The study, called the HELIX trial, was a randomized controlled trial. After the families of the babies had agreed for them to take part in the trial, the babies were randomly allocated to receive the cooling therapy, as widely used in many parts of the world, or to not receive the cooling therapy.
Babies in both groups received comprehensive treatment in intensive care units. The cooling treatment was initiated within six hours of birth, and continued for 72 hours, while the babies were closely monitored.
Advanced MRI scan was used to assess their brain health at two weeks old, and the babies' general health at 18 months. Gauging the level of a child's development and disability is difficult before this age.
The results of the trial showed that 50 percent of the infants in the group who received the cooling treatment died or had moderate or severe disability.

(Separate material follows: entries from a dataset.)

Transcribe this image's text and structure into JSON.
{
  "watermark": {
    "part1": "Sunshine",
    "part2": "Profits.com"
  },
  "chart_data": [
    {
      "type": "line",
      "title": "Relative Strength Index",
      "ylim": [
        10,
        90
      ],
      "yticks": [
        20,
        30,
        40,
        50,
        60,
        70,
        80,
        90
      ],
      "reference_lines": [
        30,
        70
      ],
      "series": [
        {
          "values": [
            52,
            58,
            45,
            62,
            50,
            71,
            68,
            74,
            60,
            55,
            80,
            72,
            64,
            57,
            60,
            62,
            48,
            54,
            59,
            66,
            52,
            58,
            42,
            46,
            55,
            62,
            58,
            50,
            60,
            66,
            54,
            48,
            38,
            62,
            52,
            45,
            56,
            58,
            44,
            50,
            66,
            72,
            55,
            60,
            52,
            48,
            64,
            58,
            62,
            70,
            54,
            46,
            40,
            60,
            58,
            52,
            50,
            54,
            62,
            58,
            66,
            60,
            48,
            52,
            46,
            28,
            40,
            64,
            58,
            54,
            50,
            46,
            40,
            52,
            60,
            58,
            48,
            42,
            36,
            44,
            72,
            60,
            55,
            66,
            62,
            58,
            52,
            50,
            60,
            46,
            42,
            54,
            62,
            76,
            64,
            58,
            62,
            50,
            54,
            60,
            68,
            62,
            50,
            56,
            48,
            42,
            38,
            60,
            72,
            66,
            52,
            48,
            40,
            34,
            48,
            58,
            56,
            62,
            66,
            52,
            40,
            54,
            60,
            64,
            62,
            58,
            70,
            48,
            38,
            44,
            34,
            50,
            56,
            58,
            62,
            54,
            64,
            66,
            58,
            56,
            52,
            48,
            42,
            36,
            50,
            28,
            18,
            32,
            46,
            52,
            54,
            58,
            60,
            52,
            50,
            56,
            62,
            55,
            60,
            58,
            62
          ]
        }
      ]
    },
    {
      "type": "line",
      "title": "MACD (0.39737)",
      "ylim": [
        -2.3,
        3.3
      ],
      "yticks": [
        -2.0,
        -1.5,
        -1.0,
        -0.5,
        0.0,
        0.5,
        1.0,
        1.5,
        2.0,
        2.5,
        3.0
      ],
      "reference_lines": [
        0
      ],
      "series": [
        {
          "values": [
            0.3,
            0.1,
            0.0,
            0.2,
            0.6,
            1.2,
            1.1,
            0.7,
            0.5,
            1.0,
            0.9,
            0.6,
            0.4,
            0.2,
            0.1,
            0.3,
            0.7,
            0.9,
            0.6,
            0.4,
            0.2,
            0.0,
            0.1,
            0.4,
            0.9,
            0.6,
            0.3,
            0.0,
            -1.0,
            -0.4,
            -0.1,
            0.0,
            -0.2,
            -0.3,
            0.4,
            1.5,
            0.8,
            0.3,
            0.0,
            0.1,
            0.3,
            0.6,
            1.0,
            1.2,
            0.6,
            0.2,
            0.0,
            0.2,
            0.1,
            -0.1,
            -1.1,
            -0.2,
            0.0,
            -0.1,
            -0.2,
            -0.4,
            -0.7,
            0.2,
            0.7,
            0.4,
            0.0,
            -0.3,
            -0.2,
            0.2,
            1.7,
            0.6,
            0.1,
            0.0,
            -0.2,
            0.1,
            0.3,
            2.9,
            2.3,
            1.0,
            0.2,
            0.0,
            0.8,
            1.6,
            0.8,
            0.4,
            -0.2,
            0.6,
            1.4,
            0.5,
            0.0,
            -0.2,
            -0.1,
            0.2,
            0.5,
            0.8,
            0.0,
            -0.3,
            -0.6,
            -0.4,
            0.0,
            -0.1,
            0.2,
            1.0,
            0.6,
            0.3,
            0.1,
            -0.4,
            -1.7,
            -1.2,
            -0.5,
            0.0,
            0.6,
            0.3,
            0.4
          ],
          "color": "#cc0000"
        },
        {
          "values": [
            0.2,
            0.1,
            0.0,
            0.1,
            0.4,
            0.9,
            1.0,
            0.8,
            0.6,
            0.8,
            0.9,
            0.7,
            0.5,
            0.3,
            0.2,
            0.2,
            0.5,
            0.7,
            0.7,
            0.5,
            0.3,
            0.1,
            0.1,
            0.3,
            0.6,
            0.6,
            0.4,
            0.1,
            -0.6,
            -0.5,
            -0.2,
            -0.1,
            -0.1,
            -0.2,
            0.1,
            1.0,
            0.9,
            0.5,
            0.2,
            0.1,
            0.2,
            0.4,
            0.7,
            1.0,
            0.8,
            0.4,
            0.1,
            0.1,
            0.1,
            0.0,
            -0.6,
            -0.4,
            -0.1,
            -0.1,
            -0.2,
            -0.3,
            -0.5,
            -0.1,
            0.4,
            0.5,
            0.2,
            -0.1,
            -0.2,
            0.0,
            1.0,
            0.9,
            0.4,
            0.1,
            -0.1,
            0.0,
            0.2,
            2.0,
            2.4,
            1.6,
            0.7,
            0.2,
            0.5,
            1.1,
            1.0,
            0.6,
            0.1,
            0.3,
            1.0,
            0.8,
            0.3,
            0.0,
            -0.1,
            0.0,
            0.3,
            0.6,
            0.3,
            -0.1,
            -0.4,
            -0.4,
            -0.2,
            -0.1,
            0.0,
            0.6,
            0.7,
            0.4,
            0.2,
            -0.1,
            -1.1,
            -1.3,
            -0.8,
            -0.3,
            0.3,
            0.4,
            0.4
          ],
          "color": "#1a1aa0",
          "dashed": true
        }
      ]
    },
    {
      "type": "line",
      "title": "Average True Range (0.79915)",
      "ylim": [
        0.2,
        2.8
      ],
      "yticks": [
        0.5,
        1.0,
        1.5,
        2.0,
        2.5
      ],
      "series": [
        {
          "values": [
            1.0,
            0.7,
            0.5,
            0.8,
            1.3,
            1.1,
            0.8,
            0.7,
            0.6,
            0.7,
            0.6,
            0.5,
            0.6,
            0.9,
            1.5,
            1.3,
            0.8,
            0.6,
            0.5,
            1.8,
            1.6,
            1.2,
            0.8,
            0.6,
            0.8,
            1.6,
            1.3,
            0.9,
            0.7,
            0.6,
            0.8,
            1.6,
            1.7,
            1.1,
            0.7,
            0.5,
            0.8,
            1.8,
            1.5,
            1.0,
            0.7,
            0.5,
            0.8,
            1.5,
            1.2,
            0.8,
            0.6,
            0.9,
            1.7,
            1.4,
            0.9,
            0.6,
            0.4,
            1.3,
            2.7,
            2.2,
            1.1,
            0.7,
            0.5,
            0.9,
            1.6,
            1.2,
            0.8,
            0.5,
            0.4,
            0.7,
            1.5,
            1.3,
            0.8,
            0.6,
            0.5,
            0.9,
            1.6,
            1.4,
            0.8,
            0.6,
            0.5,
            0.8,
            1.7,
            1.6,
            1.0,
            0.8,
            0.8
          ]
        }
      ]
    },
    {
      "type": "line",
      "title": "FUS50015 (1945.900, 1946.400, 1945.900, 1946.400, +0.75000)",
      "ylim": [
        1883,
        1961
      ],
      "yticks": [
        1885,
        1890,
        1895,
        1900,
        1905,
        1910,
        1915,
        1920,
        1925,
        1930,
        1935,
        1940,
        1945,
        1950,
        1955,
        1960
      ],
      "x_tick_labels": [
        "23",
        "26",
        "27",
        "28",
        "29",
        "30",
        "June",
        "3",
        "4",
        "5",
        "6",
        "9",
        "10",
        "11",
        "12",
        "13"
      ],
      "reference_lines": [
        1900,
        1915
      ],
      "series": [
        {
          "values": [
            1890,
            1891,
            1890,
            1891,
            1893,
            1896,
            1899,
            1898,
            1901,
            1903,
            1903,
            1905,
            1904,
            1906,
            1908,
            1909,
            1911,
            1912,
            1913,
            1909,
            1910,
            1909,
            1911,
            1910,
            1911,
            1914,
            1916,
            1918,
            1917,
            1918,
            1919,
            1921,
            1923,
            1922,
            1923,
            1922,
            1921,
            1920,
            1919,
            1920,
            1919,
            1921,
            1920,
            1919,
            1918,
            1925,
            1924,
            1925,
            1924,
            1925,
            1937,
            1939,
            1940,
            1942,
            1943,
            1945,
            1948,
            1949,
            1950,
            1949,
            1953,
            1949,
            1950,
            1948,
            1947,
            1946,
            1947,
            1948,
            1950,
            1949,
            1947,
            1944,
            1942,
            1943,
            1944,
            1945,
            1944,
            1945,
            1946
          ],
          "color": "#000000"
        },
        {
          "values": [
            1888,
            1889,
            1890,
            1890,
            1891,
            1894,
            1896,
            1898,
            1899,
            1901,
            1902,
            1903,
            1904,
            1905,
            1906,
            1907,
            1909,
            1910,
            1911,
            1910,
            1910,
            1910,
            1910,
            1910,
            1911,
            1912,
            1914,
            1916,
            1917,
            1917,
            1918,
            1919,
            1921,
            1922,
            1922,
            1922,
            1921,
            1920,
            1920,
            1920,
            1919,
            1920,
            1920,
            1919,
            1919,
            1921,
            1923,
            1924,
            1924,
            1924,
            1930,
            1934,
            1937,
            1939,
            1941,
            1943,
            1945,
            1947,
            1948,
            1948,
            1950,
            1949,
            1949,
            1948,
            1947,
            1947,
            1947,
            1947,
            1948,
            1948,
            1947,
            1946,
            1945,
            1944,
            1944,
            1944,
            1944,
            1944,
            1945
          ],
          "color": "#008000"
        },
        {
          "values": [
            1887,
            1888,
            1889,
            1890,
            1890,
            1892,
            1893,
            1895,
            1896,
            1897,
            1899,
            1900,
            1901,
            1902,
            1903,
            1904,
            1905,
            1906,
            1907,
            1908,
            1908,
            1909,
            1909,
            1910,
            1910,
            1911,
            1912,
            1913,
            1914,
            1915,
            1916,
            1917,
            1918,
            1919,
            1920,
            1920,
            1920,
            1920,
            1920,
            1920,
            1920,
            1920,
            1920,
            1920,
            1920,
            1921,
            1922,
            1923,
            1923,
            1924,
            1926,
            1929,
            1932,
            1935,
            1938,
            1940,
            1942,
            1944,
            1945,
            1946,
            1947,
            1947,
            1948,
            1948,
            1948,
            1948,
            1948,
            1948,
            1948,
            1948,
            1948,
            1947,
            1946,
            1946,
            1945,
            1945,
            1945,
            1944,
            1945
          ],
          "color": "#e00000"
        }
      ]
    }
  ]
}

In the control group, where the babies didn't receive the cooling treatment, 47 percent of infants died or had a moderate or severe disability.
The results also showed that 42 percent of children in the cooling treatment group died, while 31 percent of infants in the control group died.
All study sites were monitored closely by the Imperial College London team, who have extensive experience of therapeutic hypothermia, using real-time daily video conferencing to discuss the babies' health. The trial team also made site visits every three to four months and delivered training during the recruitment period.
The cooling treatment was administered using the same cooling device used in the UK, and the core body temperatures were closely within the target range of 33 - 34 degrees.
Professor Sudhin Thayyil, the lead author of the trial from Imperial's Department of Brain Sciences, said: "These data, from the HELIX trial, suggest therapeutic hypothermia, alongside high-quality intensive care treatment, does not reduce the risk of brain injury or death in LMICs. The findings also suggest the treatment may increase the risk of death, compared to babies who did not receive the treatment. Hence, hypothermia treatment should no longer be used as a treatment for neonatal encephalopathy in low and middle-income nations. International guidelines (ILCOR – International Liaison Committee on Resuscitation) on cooling therapy in LMIC should be immediately amended."
The study team says more research is now urgently needed to understand why the cooling treatment was ineffective and harmful.
The team suggests the babies in the trial, and more generally in LMICs, may have had a different type of brain injury than the type of brain injury seen in trials in high-income nations. Scans of the babies' brains suggested damage to connecting fibers in the brain rather than to deep brain structures. One suggestion is that the brain damage may have occurred at an early stage of the birth, or earlier in the pregnancy.
The study titled, "Hypothermia for moderate or severe neonatal encephalopathy in low-income and middle-income countries (HELIX): a randomised controlled trial in India, Sri Lanka, and Bangladesh," is published in the journal The Lancet Global Health.